C’est le dernier grand rendez-vous international d’Emmanuel Macron avant la fin de son mandat en 2027, et le décor idyllique d’Évian-les-Bains peine à masquer la gravité de la situation géopolitique mondiale. Ce lundi 15 juin 2026 s’ouvre le sommet du G7, marqué par l’arrivée très attendue de Donald Trump, fraîchement revigoré par l’annonce surprise d’un accord de principe américano-iranien. Entre la sécurisation du détroit d’Ormuz, le soutien au Liban, le conflit en Ukraine et la régulation mondiale de la tech, les chefs d’État des sept puissances industrielles s’apprêtent à vivre trois jours de négociations cruciales et sous haute tension.

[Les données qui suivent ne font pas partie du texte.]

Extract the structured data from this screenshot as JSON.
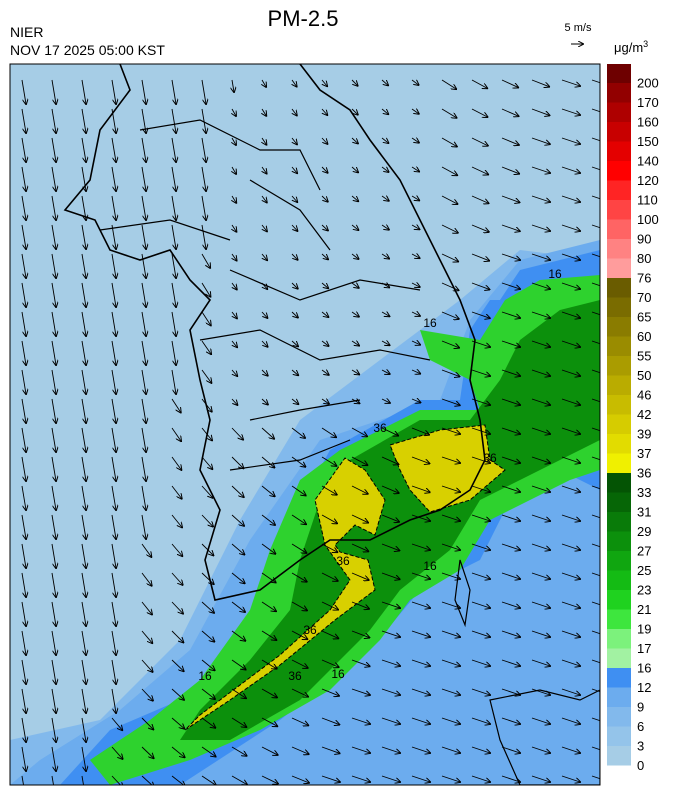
{
  "header": {
    "title": "PM-2.5",
    "agency": "NIER",
    "datetime": "NOV 17 2025 05:00 KST",
    "wind_scale": "5 m/s",
    "unit": "μg/m",
    "unit_power": "3"
  },
  "colorbar": {
    "levels": [
      0,
      3,
      6,
      9,
      12,
      16,
      17,
      19,
      21,
      23,
      25,
      27,
      29,
      31,
      33,
      36,
      37,
      39,
      42,
      46,
      50,
      55,
      60,
      65,
      70,
      76,
      80,
      90,
      100,
      110,
      120,
      140,
      150,
      160,
      170,
      200
    ],
    "colors": [
      "#a6cde6",
      "#94c4ea",
      "#82b9ec",
      "#6cacee",
      "#3f8ff2",
      "#a2f2a2",
      "#7cf27c",
      "#3ee63e",
      "#1fd21f",
      "#14bb14",
      "#10a610",
      "#0c900c",
      "#097b09",
      "#066606",
      "#045404",
      "#f0f000",
      "#e2dc00",
      "#d6cc00",
      "#c8bc00",
      "#baac00",
      "#aa9c00",
      "#9a8c00",
      "#8a7c00",
      "#7a6c00",
      "#6a5c00",
      "#ff9c9c",
      "#ff8282",
      "#ff6464",
      "#ff4444",
      "#ff2424",
      "#ff0000",
      "#e40000",
      "#c80000",
      "#ae0000",
      "#920000",
      "#6e0000"
    ]
  },
  "map": {
    "contour_labels": [
      16,
      16,
      16,
      16,
      16,
      36,
      36,
      36,
      36,
      36
    ]
  }
}
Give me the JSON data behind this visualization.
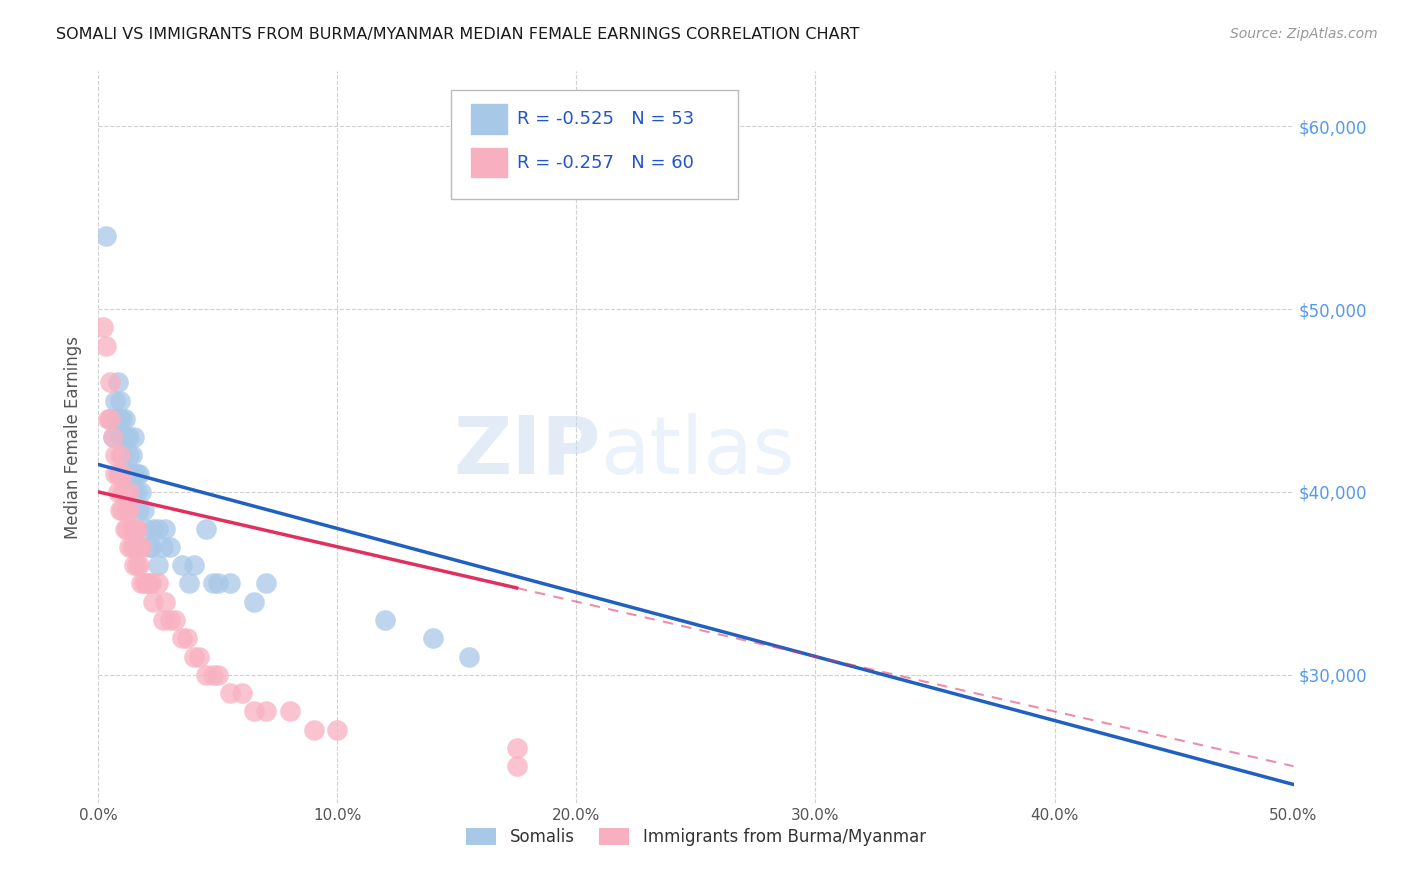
{
  "title": "SOMALI VS IMMIGRANTS FROM BURMA/MYANMAR MEDIAN FEMALE EARNINGS CORRELATION CHART",
  "source": "Source: ZipAtlas.com",
  "ylabel": "Median Female Earnings",
  "legend_label1": "Somalis",
  "legend_label2": "Immigrants from Burma/Myanmar",
  "r1": -0.525,
  "n1": 53,
  "r2": -0.257,
  "n2": 60,
  "color1": "#a8c8e8",
  "color2": "#f8b0c0",
  "line_color1": "#2060c0",
  "line_color2": "#e03060",
  "watermark_zip": "ZIP",
  "watermark_atlas": "atlas",
  "xlim": [
    0.0,
    0.5
  ],
  "ylim": [
    23000,
    63000
  ],
  "yticks": [
    30000,
    40000,
    50000,
    60000
  ],
  "xticks": [
    0.0,
    0.1,
    0.2,
    0.3,
    0.4,
    0.5
  ],
  "xtick_labels": [
    "0.0%",
    "10.0%",
    "20.0%",
    "30.0%",
    "40.0%",
    "50.0%"
  ],
  "ytick_labels": [
    "$30,000",
    "$40,000",
    "$50,000",
    "$60,000"
  ],
  "somali_x": [
    0.003,
    0.005,
    0.006,
    0.007,
    0.007,
    0.008,
    0.008,
    0.009,
    0.009,
    0.009,
    0.01,
    0.01,
    0.01,
    0.011,
    0.011,
    0.011,
    0.012,
    0.012,
    0.013,
    0.013,
    0.013,
    0.014,
    0.014,
    0.015,
    0.015,
    0.015,
    0.016,
    0.016,
    0.017,
    0.017,
    0.018,
    0.019,
    0.02,
    0.021,
    0.022,
    0.023,
    0.025,
    0.025,
    0.027,
    0.028,
    0.03,
    0.035,
    0.038,
    0.04,
    0.045,
    0.048,
    0.05,
    0.055,
    0.065,
    0.07,
    0.12,
    0.14,
    0.155
  ],
  "somali_y": [
    54000,
    44000,
    43000,
    44000,
    45000,
    44000,
    46000,
    43000,
    44000,
    45000,
    42000,
    43000,
    44000,
    41000,
    43000,
    44000,
    41000,
    43000,
    40000,
    42000,
    43000,
    41000,
    42000,
    40000,
    41000,
    43000,
    40000,
    41000,
    39000,
    41000,
    40000,
    39000,
    38000,
    37000,
    37000,
    38000,
    38000,
    36000,
    37000,
    38000,
    37000,
    36000,
    35000,
    36000,
    38000,
    35000,
    35000,
    35000,
    34000,
    35000,
    33000,
    32000,
    31000
  ],
  "burma_x": [
    0.002,
    0.003,
    0.004,
    0.005,
    0.005,
    0.006,
    0.007,
    0.007,
    0.008,
    0.008,
    0.009,
    0.009,
    0.009,
    0.01,
    0.01,
    0.01,
    0.011,
    0.011,
    0.012,
    0.012,
    0.013,
    0.013,
    0.013,
    0.014,
    0.014,
    0.015,
    0.015,
    0.015,
    0.016,
    0.016,
    0.017,
    0.017,
    0.018,
    0.018,
    0.019,
    0.02,
    0.021,
    0.022,
    0.023,
    0.025,
    0.027,
    0.028,
    0.03,
    0.032,
    0.035,
    0.037,
    0.04,
    0.042,
    0.045,
    0.048,
    0.05,
    0.055,
    0.06,
    0.065,
    0.07,
    0.08,
    0.09,
    0.1,
    0.175,
    0.175
  ],
  "burma_y": [
    49000,
    48000,
    44000,
    46000,
    44000,
    43000,
    41000,
    42000,
    40000,
    41000,
    39000,
    41000,
    42000,
    39000,
    40000,
    41000,
    38000,
    40000,
    38000,
    39000,
    37000,
    39000,
    40000,
    37000,
    38000,
    36000,
    37000,
    38000,
    36000,
    38000,
    36000,
    37000,
    35000,
    37000,
    35000,
    35000,
    35000,
    35000,
    34000,
    35000,
    33000,
    34000,
    33000,
    33000,
    32000,
    32000,
    31000,
    31000,
    30000,
    30000,
    30000,
    29000,
    29000,
    28000,
    28000,
    28000,
    27000,
    27000,
    26000,
    25000
  ],
  "trend1_x0": 0.0,
  "trend1_y0": 41500,
  "trend1_x1": 0.5,
  "trend1_y1": 24000,
  "trend2_x0": 0.0,
  "trend2_y0": 40000,
  "trend2_x1": 0.5,
  "trend2_y1": 25000,
  "trend2_solid_end": 0.175
}
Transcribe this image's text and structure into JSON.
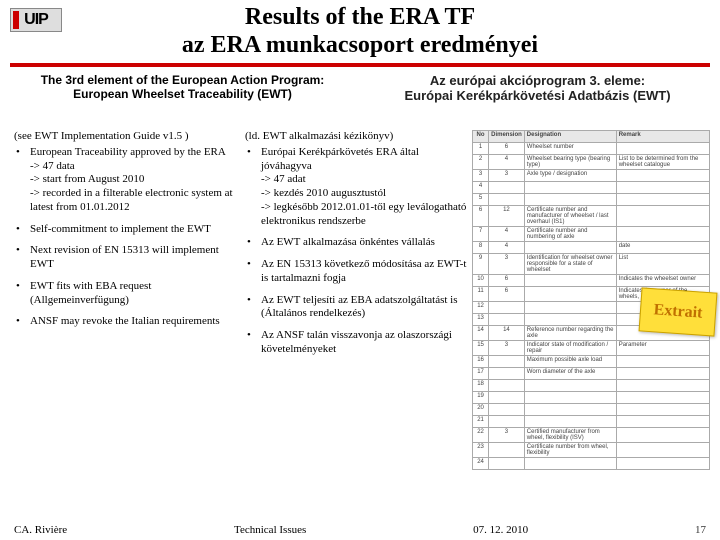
{
  "logo_text": "UIP",
  "title_line1": "Results of the ERA TF",
  "title_line2": "az ERA munkacsoport eredményei",
  "sub_left_line1": "The 3rd element of the European Action Program:",
  "sub_left_line2": "European Wheelset Traceability (EWT)",
  "sub_right_line1": "Az európai akcióprogram 3. eleme:",
  "sub_right_line2": "Európai Kerékpárkövetési Adatbázis (EWT)",
  "col_en": {
    "lead": "(see EWT Implementation Guide v1.5 )",
    "items": [
      {
        "text": "European Traceability approved by the ERA",
        "subs": [
          "-> 47 data",
          "-> start from August 2010",
          "-> recorded in a filterable electronic system at latest from 01.01.2012"
        ]
      },
      {
        "text": "Self-commitment to implement the EWT"
      },
      {
        "text": "Next revision of EN 15313 will implement EWT"
      },
      {
        "text": "EWT fits with EBA request (Allgemeinverfügung)"
      },
      {
        "text": "ANSF may revoke the Italian requirements"
      }
    ]
  },
  "col_hu": {
    "lead": "(ld. EWT alkalmazási kézikönyv)",
    "items": [
      {
        "text": "Európai Kerékpárkövetés ERA által jóváhagyva",
        "subs": [
          "-> 47 adat",
          "-> kezdés 2010 augusztustól",
          "-> legkésőbb 2012.01.01-től egy leválogatható elektronikus rendszerbe"
        ]
      },
      {
        "text": "Az EWT alkalmazása önkéntes vállalás"
      },
      {
        "text": "Az EN 15313 következő módosítása az EWT-t is tartalmazni fogja"
      },
      {
        "text": "Az EWT teljesíti az EBA adatszolgáltatást is (Általános rendelkezés)"
      },
      {
        "text": "Az ANSF talán visszavonja az olaszországi követelményeket"
      }
    ]
  },
  "table": {
    "headers": [
      "No",
      "Dimension",
      "Designation",
      "Remark"
    ],
    "rows": [
      [
        "1",
        "6",
        "Wheelset number",
        ""
      ],
      [
        "2",
        "4",
        "Wheelset bearing type (bearing type)",
        "List to be determined from the wheelset catalogue"
      ],
      [
        "3",
        "3",
        "Axle type / designation",
        ""
      ],
      [
        "4",
        "",
        "",
        ""
      ],
      [
        "5",
        "",
        "",
        ""
      ],
      [
        "6",
        "12",
        "Certificate number and manufacturer of wheelset / last overhaul (IS1)",
        ""
      ],
      [
        "7",
        "4",
        "Certificate number and numbering of axle",
        ""
      ],
      [
        "8",
        "4",
        "",
        "date"
      ],
      [
        "9",
        "3",
        "Identification for wheelset owner responsible for a state of wheelset",
        "List"
      ],
      [
        "10",
        "6",
        "",
        "Indicates the wheelset owner"
      ],
      [
        "11",
        "6",
        "",
        "Indicates the owner of the wheels, in conformity of TSI"
      ],
      [
        "12",
        "",
        "",
        ""
      ],
      [
        "13",
        "",
        "",
        ""
      ],
      [
        "14",
        "14",
        "Reference number regarding the axle",
        ""
      ],
      [
        "15",
        "3",
        "Indicator state of modification / repair",
        "Parameter"
      ],
      [
        "16",
        "",
        "Maximum possible axle load",
        ""
      ],
      [
        "17",
        "",
        "Worn diameter of the axle",
        ""
      ],
      [
        "18",
        "",
        "",
        ""
      ],
      [
        "19",
        "",
        "",
        ""
      ],
      [
        "20",
        "",
        "",
        ""
      ],
      [
        "21",
        "",
        "",
        ""
      ],
      [
        "22",
        "3",
        "Certified manufacturer from wheel, flexibility (ISV)",
        ""
      ],
      [
        "23",
        "",
        "Certificate number from wheel, flexibility",
        ""
      ],
      [
        "24",
        "",
        "",
        ""
      ]
    ]
  },
  "sticker_text": "Extrait",
  "footer": {
    "left": "CA. Rivière",
    "center": "Technical Issues",
    "right": "07. 12. 2010",
    "page": "17"
  }
}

L’accord avec l’Iran au cœur des débats
L’annonce d’un protocole d’entente entre les États-Unis et Téhéran, à la veille de l’ouverture du sommet, a totalement rebattu les cartes diplomatiques. Emmanuel Macron entend capitaliser sur ce rebondissement pour acter la réouverture durable et inconditionnelle du détroit d’Ormuz, artère vitale du commerce énergétique mondial. Si la signature officielle du traité est prévue vendredi à Genève, les pays du G7 vont poser dès ce lundi les bases du soutien au Liban et exiger des garanties fermes sur le programme nucléaire et balistique iranien. Les discussions s’élargiront dès mardi en présence de médiateurs clés de la région comme le Qatar, l’Égypte et les Émirats arabes unis.
Le grand écart de Trump
L’attitude de Donald Trump, qui vient de célébrer ses 80 ans à Washington, sera le fil conducteur de ce sommet. Sur le front ukrainien, le président français espère fléchir la posture du locataire de la Maison Blanche en faveur de Kiev, alors qu’une session spéciale se tiendra mardi en présence de Volodymyr Zelensky. Mais les points de friction ne s’arrêtent pas là : les Européens comptent fermement dénoncer l’offensive protectionniste américaine et ses barrières douanières. Enfin, le volet technologique s’annonce explosif lors du déjeuner de mercredi en présence de Sam Altman (OpenAI) et Dario Amodei (Anthropic) : l’injonction américaine de bloquer l’accès des modèles d’IA aux ressortissants étrangers fait grincer des dents, tout comme les projets de restriction des réseaux sociaux pour les mineurs portés par la France et le Royaume-Uni.